Mulher é demitida por justa causa após fazer bronzeamento artificial durante licença por atestado médico
A trabalhadora deixou de receber direitos, como aviso-prévio indenizado, 13º salário proporcional, férias proporcionais acrescidas do terço constitucional, FGTS e indenização de 40%, e seguro-desemprego
A juíza June Bayão Gomes Guerra, então titular da 11ª Vara do Trabalho de Belo Horizonte, manteve a dispensa por justa causa aplicada à empregada de uma confeitaria, que realizou procedimento de bronzeamento artificial quando estava afastada por atestado médico. A magistrada deu razão à empresa para reconhecer que o comportamento da autora foi grave o suficiente para quebrar a confiança indispensável à manutenção do contrato de trabalho.
A trabalhadora, que exercia a função de auxiliar administrativa, pretendia a anulação da dispensa por justa causa para receber as verbas rescisórias devidas pela rescisão por dispensa imotivada. À Justiça, a mulher alegou ter buscado atendimento médico após se sentir mal, sendo afastada por três dias diante de sintomas de gastroenterite. Entretanto, como se sentiu melhor no dia seguinte, acabou realizando um procedimento de bronzeamento artificial.
Mas, ao decidir o caso, a magistrada não acatou os argumentos da trabalhadora. “Se o quadro de saúde da autora não a impedia de se submeter ao procedimento de bronzeamento artificial, por certo, não impedia que comparecesse ao trabalho”, avaliou a julgadora. Nas palavras da juíza, “o que justificaria o afastamento médico, no caso da doença apresentada pela obreira, seria a impossibilidade de se manter por muitas horas fora de sua residência, em razão dos episódios de diarreia e vômito, consequentes à doença, e o risco de contaminação de outras pessoas de seu convívio”.

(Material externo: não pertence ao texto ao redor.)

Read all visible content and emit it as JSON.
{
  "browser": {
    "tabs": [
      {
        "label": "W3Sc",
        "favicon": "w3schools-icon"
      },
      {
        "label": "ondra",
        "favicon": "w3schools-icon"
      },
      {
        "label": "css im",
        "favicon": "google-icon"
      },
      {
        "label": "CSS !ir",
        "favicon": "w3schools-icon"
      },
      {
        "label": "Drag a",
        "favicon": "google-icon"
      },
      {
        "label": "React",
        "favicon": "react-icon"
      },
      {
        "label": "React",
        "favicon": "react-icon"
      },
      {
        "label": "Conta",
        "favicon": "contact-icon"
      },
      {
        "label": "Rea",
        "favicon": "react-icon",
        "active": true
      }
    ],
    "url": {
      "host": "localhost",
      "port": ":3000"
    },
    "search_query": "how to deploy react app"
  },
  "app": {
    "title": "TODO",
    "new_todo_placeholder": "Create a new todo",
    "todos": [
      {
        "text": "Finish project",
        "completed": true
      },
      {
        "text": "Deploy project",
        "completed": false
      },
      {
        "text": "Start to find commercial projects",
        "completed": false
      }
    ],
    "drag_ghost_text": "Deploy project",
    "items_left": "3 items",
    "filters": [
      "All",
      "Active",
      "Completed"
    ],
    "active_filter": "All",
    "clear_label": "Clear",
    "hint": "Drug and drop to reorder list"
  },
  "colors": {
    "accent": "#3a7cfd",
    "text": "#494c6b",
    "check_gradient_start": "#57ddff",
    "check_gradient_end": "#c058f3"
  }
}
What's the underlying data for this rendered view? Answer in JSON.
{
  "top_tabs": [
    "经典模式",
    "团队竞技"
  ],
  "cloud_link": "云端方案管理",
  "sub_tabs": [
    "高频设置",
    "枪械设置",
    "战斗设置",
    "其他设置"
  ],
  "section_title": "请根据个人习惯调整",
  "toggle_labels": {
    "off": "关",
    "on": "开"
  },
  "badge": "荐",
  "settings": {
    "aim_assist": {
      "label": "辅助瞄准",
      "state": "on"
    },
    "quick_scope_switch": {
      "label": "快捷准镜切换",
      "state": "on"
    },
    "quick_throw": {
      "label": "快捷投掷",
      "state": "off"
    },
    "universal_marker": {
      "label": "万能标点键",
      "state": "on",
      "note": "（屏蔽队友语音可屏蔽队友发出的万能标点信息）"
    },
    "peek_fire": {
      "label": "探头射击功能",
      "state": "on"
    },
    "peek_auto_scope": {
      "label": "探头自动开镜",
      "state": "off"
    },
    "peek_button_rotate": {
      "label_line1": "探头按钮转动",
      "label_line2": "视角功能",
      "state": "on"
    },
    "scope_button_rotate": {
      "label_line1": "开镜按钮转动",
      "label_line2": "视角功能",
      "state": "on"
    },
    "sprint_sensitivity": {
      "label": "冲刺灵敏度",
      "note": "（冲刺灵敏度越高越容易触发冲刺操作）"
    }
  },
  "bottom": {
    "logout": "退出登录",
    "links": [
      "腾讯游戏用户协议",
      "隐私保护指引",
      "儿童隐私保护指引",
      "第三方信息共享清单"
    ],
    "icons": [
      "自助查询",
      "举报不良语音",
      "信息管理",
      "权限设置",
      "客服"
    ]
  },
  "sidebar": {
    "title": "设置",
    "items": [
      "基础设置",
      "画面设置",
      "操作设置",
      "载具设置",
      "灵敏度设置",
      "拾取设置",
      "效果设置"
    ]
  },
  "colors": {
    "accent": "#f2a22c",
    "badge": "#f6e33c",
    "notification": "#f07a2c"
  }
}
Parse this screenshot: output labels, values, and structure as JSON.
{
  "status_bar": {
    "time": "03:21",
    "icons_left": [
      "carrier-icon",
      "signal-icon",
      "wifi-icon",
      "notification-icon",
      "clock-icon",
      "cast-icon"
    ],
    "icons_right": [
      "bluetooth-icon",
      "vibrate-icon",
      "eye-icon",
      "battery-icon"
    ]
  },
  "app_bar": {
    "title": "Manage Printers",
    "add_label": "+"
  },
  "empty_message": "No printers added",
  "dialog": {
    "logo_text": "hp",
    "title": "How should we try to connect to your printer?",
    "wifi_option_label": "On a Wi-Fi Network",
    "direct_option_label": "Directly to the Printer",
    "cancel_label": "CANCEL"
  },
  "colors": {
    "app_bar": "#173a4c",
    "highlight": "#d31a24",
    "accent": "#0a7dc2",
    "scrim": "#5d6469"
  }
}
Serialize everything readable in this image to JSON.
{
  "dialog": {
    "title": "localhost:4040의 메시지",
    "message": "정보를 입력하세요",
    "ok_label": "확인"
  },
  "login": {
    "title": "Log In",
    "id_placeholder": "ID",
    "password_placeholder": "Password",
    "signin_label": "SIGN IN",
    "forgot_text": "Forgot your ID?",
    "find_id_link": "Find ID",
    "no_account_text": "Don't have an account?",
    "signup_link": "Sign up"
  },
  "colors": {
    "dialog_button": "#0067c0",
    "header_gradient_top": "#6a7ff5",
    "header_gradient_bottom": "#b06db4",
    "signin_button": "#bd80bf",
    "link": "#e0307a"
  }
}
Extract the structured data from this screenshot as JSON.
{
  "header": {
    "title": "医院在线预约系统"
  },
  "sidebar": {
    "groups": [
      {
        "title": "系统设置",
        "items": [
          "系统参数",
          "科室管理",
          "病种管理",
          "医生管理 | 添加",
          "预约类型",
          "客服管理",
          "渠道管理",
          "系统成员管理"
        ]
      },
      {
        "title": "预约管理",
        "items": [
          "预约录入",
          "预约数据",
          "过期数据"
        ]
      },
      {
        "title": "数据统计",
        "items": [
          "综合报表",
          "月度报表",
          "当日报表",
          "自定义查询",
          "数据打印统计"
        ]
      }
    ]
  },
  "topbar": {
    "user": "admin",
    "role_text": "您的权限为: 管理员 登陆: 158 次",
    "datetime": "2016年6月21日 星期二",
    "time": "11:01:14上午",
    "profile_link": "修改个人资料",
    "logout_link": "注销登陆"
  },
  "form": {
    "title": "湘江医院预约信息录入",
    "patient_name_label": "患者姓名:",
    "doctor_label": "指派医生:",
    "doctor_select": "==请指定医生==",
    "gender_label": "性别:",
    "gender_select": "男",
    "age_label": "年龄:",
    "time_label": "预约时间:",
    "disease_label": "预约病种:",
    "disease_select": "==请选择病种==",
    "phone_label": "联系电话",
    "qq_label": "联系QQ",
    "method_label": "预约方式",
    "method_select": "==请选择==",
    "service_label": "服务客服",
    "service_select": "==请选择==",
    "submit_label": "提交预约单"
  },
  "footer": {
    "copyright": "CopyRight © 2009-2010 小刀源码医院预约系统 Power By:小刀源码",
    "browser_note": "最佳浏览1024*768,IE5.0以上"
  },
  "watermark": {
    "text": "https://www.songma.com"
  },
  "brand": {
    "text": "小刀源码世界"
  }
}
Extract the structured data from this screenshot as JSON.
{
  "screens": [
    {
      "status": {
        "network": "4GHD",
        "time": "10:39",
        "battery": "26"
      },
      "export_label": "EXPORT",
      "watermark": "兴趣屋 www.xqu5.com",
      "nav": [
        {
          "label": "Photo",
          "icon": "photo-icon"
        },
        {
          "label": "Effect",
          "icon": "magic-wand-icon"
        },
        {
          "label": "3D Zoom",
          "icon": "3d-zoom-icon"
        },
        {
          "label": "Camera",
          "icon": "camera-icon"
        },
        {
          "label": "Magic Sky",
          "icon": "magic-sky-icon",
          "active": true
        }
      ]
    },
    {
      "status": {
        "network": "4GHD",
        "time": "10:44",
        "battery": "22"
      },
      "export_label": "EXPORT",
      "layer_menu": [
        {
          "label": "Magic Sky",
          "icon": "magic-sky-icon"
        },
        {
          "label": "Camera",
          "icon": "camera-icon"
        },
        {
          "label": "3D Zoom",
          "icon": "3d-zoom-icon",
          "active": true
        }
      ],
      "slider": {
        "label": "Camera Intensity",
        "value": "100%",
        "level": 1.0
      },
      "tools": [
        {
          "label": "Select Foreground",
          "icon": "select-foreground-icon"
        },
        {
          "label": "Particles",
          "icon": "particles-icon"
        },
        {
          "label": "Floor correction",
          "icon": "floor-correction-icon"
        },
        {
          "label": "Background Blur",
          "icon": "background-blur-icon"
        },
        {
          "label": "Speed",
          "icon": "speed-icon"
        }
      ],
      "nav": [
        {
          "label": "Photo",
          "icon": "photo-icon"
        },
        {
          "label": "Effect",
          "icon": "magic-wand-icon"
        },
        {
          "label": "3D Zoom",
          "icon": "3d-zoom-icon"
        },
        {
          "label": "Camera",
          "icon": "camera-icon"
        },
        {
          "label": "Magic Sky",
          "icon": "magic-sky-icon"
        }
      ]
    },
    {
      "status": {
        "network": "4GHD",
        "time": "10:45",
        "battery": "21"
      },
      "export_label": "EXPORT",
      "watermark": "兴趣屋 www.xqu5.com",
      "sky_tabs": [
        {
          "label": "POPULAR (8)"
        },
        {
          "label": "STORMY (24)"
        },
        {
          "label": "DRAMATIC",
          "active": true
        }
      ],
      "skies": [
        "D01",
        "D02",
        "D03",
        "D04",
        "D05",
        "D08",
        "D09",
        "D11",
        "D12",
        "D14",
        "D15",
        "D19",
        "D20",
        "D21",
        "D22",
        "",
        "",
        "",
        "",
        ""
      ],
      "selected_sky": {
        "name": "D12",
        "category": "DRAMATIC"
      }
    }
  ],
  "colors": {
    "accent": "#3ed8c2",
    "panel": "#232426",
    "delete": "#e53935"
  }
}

Como consequência da justa causa, a trabalhadora deixou de receber direitos, como aviso-prévio indenizado, 13º salário proporcional, férias proporcionais acrescidas do terço constitucional, FGTS e indenização de 40%, e seguro-desemprego.
De acordo com a decisão judicial, o atestado médico, embora justifique a ausência do trabalhador ao serviço, não impede o retorno ao trabalho, caso haja melhora do quadro de saúde. “Se o estado de saúde acometido não impede a realização de outras atividades sociais, certamente não impediria também o comparecimento ao trabalho”, enfatizou a juíza.
Na decisão, foi pontuado ainda que o procedimento estético de bronzeamento artificial tem como efeito adverso a possibilidade de desidratação, o que é incompatível com a gastroenterite noticiada no atestado médico. Além disso, a dona da clínica de bronzeamento, ouvida como testemunha, disse que a pessoa deve estar saudável para realizar o procedimento e que a autora, quando se apresentou, afirmou estar bem de saúde e bem alimentada.
No entendimento da juíza, a atitude da empregada revelou sua falta de interesse pelo trabalho, causando a quebra da confiança imprescindível à relação de emprego. A magistrada esclareceu que o caso não é de falsidade de atestado, mas de situação que demonstra que a trabalhadora estava em condição de realizar as suas atividades profissionais, mas valeu-se do atestado para deixar de cumprir suas obrigações, contrariando os princípios da boa-fé e da lealdade inerentes ao contrato de trabalho. Nesse contexto, a sentença confirmou a justa causa e julgou improcedente o pedido de reversão em dispensa imotivada.
Mesmo com a tentativa de recurso, os julgadores da Sexta Turma do TRT-MG mantiveram a decisão. “Apesar de a reclamante não ser obrigada a prestar serviços durante o período de atestado, também não é admissível que, no período da licença médica, pratique atividade totalmente contrária à recuperação da sua saúde”, constou do voto. A decisão não cabe mais recurso e, atualmente, o processo está em fase de execução.